The Obama administration is, along with liberals like Ezra Klein, promoting a new narrative: The Affordable Care Act, after a rough start, is now a raging success. More than 7.5 million Americans have enrolled. The resignation of Health and Human Services Secretary Kathleen Sebelius will act as a circuit breaker. Here’s how Mr. Klein put it:
the law has won its survival. The Obama administration can exhale. Personnel changes can be made. A new team — led by Office of Management and Budget Director Sylvia Matthews Burwell, who the White House calls a proven manager— can be brought in to continue to improve the law. And Sebelius can leave with her head held high. She can leave with the law she helped build looking, shockingly, like a success.
Some of us have a different interpretation, which is that the enrollment figures are dubious, that premiums will rise sharply later in the spring, and that the problems plaguing ObamaCare are systemic and won’t be fixed. The endless number of waivers, exemptions, and delays are evidence of that. The law will, in fact, remain highly unpopular with the public. And this will become most obvious on the night of November 4, when the returns from mid-term elections are in.
What the Obama White House is hoping is that, with the help of the press, which is tired of writing about the failures of ObamaCare, they can not only reframe events but reinvent reality.

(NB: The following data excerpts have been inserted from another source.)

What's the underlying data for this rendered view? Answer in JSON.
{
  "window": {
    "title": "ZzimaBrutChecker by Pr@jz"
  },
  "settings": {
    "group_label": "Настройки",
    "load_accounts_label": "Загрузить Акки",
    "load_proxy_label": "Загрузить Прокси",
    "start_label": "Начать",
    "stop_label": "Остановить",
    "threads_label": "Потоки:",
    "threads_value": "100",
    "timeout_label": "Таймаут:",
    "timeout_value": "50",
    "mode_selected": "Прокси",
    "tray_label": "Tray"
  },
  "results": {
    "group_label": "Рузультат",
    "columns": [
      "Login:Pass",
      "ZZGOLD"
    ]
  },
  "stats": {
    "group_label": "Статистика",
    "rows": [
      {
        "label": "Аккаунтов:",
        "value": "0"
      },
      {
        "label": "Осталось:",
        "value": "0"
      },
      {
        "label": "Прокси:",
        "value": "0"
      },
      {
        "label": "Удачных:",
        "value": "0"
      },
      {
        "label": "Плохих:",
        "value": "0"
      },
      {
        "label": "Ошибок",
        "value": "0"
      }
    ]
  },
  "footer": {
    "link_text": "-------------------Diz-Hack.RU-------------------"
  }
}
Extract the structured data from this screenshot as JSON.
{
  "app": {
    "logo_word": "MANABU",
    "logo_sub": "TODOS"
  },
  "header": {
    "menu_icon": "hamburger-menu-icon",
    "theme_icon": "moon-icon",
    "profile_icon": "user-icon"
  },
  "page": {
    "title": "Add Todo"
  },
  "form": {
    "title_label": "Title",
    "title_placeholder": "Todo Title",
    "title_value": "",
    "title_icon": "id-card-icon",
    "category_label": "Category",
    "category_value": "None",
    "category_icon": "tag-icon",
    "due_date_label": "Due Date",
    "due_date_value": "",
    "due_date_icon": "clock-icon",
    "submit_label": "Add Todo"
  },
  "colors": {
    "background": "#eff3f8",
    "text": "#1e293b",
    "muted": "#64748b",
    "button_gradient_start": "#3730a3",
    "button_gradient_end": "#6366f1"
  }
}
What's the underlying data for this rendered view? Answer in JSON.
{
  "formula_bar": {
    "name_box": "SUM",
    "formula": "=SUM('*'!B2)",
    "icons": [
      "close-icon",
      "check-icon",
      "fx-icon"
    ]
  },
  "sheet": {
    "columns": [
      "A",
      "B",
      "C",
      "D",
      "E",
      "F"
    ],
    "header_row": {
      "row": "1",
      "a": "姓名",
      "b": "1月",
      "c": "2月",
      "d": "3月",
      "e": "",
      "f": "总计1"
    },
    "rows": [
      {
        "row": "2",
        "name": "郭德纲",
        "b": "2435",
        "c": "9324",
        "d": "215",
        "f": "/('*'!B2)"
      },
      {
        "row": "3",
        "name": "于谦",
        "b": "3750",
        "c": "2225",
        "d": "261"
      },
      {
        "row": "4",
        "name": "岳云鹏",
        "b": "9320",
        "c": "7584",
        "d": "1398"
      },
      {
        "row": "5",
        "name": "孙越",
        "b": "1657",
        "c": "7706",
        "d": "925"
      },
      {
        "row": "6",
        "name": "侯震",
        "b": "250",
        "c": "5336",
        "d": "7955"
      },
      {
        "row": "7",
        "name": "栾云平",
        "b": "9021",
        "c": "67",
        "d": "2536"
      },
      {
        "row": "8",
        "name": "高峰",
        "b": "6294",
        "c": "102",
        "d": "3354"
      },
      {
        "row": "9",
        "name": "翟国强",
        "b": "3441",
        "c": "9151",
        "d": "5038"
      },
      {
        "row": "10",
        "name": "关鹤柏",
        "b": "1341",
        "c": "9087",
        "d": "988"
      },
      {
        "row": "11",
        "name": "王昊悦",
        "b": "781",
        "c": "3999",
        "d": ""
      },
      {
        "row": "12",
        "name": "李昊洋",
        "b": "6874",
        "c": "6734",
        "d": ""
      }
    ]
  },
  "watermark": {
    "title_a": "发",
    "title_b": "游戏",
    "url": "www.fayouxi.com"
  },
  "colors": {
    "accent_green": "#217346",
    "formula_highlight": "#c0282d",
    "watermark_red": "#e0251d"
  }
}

I’m rather doubtful it will work. The debate over the ACA has gone from an abstract one to a real one, one negatively affecting the lives of millions upon of Americans. And when you have a facts-on-the-ground problem, as the president and his party do, spin and invoking banal talking points are ultimately of little use.
The president can postpone implementation of various parts of his law. But what he can’t postpone indefinitely is his and his party’s day of reckoning.